Le groupe a été inscrit sur la liste des sanctions du Conseil de sécurité des Nations unies le 26 juin 2014, en tant qu’entité liée à Al-Qaïda.

Au début de 2019, « Ansaru » serait devenu plus dangereux que Boko Haram et aurait pris le contrôle d’un vaste territoire équivalant à la superficie de la Belgique.

En août 2025, les autorités nigérianes ont arrêté deux dirigeants d’« Ansaru », Mahmoud Mohammed Osman et Mahmoud al-Nijiri.

Le Nigeria accuse le groupe d’avoir participé à l’attaque de la prison de Kogi en 2022, qui s’est soldée par l’évasion de dizaines de détenus membres de Boko Haram.

Le groupe Lakurawa

Lakurawa est un groupe armé apparu dans le nord-ouest du Nigeria, plus précisément dans les États de Sokoto et de Kebbi, près de la frontière avec la République du Niger. Il a été annoncé officiellement en novembre 2024, mais il existait déjà depuis 2016, lorsque des chefs locaux l’avaient fait venir pour protéger les villages contre les bandits armés.

Au début, la population a accueilli favorablement le groupe et l’a considéré comme une force de protection, mais il s’est rapidement transformé en organisation armée exerçant des violences contre les civils et imposant des taxes aux habitants.

Les membres du groupe sont principalement des éleveurs originaires du Mali ; ils parlent l’arabe et le peul (fulani), se sont installés dans les communautés frontalières et ont épousé des femmes locales.

Le groupe a établi des bases dans les zones de Gudu et Tangaza, et a fini par menacer même les chefs locaux qui l’avaient initialement soutenu.
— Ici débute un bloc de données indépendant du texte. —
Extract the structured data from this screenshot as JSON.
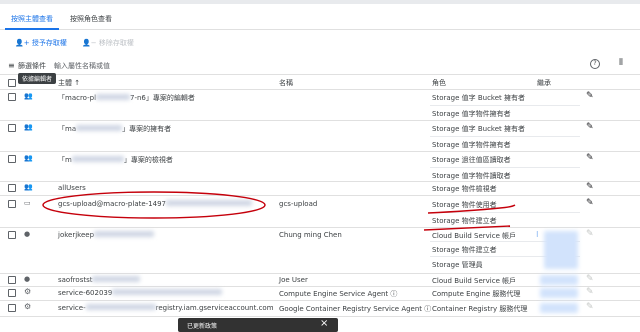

Il opère le long de la frontière Nigeria–Niger et impose sa propre interprétation de la charia islamique dans les villages qu’il contrôle, notamment en interdisant la musique, en obligeant les femmes à porter le niqab et en infligeant des châtiments corporels aux contrevenants.

Le groupe a mené des attaques violentes contre des villages, comprenant des meurtres, des enlèvements et l’incendie de maisons, ce qui a contraint des milliers d’habitants à fuir vers des zones plus sûres. Selon des sources, jusqu’en novembre 2025, environ 250 personnes ont été tuées à la suite de ses attaques.

Le gouvernement nigérian a classé Lakurawa comme organisation terroriste en janvier 2025, mais il a eu du mal à l’éradiquer en raison de l’absence d’une direction centrale clairement identifiée et du contrôle exercé par le groupe sur des zones difficiles d’accès le long de la frontière, ainsi que de son influence sur les communautés locales et de son exploitation du chaos frontalier dans le Sahel africain.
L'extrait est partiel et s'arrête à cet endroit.